CI builds for MacOS are experiencing an outage

Incident Report for Harness

Postmortem

Summary

‌

On June 8, 2025, Harness detected unauthorized cryptomining activity affecting a subset (~<1%) of machines within our dedicated Harness Cloud infrastructure. The anomalous behavior was promptly identified through our internal alerting mechanisms, and eradicated within two hours of detection.

Impact

Harness Cloud jobs experienced temporary unavailability.
Freemium Linux builds were rerouted to alternative infrastructure with minimal disruption.
No other production systems or customer data were affected during this event.

Our investigation revealed that as part of routine maintenance, a port to a configuration management instance was made available to the internet, which resulted in unauthorized access to this system. Although the exposure time was limited to a brief window, the actor responsible was able to leverage this access to install a popular open source miner on a subset of our systems.

While the impact was isolated to these systems, we took immediate and comprehensive action to contain the situation by failing over our Harness Cloud to a stand by Disaster Recovery failover. Our security and infrastructure teams initiated a full incident response protocol, including remediating the exposed entry point, revalidating system configurations, and prioritizing restoration efforts.
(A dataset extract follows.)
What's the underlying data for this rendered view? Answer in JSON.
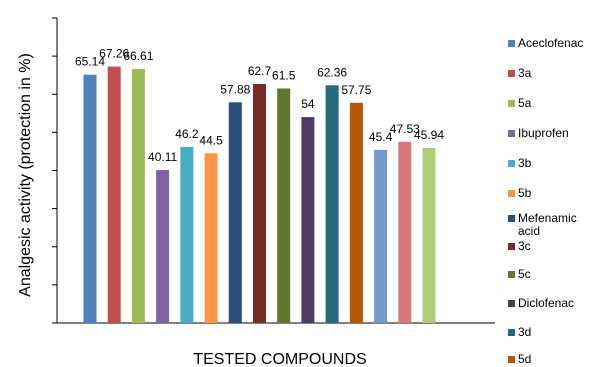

As part of our commitment to operational integrity, we made a decision out of an abundance of caution to reimage our Harness Cloud fleet. This step ensured all systems were returned to a clean, known-good state and allowed us to eliminate any latent risk from the environment.

Our Commitment to Security and Reliability

While this incident was contained and resolved quickly, we used it as an opportunity to further strengthen our Harness Cloud platform. We have accelerated efforts to align all supporting infrastructure with the same high standards of availability, operational oversight, and trust that customers expect from our core services.

Specifically, we have moved to centralize management of the affected configuration tooling, which programmatically applies our standard security deployment gates - including validation of network configuration for system deployments.

During the process to redeploy some systems, we discovered an infrastructure-imposed hard limit on the number of systems that can be rebooted or republished simultaneously, resulting in an extended timeframe for full restoration. As a result, we are also exploring automated mechanisms to expedite the redeployment of our fleet for the purpose of disaster recovery

Posted Jun 24, 2025 - 11:55 PDT

Resolved

We have identified and resolved the incident. We will follow up with the detailed RCA.

Posted Jun 09, 2025 - 10:22 PDT

Update

We are continuing to monitor for any further issues.

Posted Jun 09, 2025 - 09:25 PDT

Update

We are continuing to monitor for any further issues.

Posted Jun 09, 2025 - 09:01 PDT

Update

We are continuing to monitor for any further issues.

Posted Jun 09, 2025 - 08:55 PDT

Monitoring

A fix has been implemented and we are monitoring the results.

Posted Jun 09, 2025 - 06:16 PDT

Identified

The issue has been identified and a fix is being implemented.

Posted Jun 09, 2025 - 00:54 PDT

Investigating

We are currently investigating this issue.

Posted Jun 08, 2025 - 20:07 PDT

This incident affected: Prod 4 (Continuous Integration Enterprise(CIE) - Mac Cloud Builds), Prod 3 (Continuous Integration Enterprise(CIE) - Mac Cloud Builds), Prod Eu1 (Continuous Integration Enterprise(CIE) - Mac Cloud Builds), Prod 1 (Continuous Integration Enterprise(CIE) - Mac Cloud Builds), and Prod 2 (Continuous Integration Enterprise(CIE) - Mac Cloud Builds).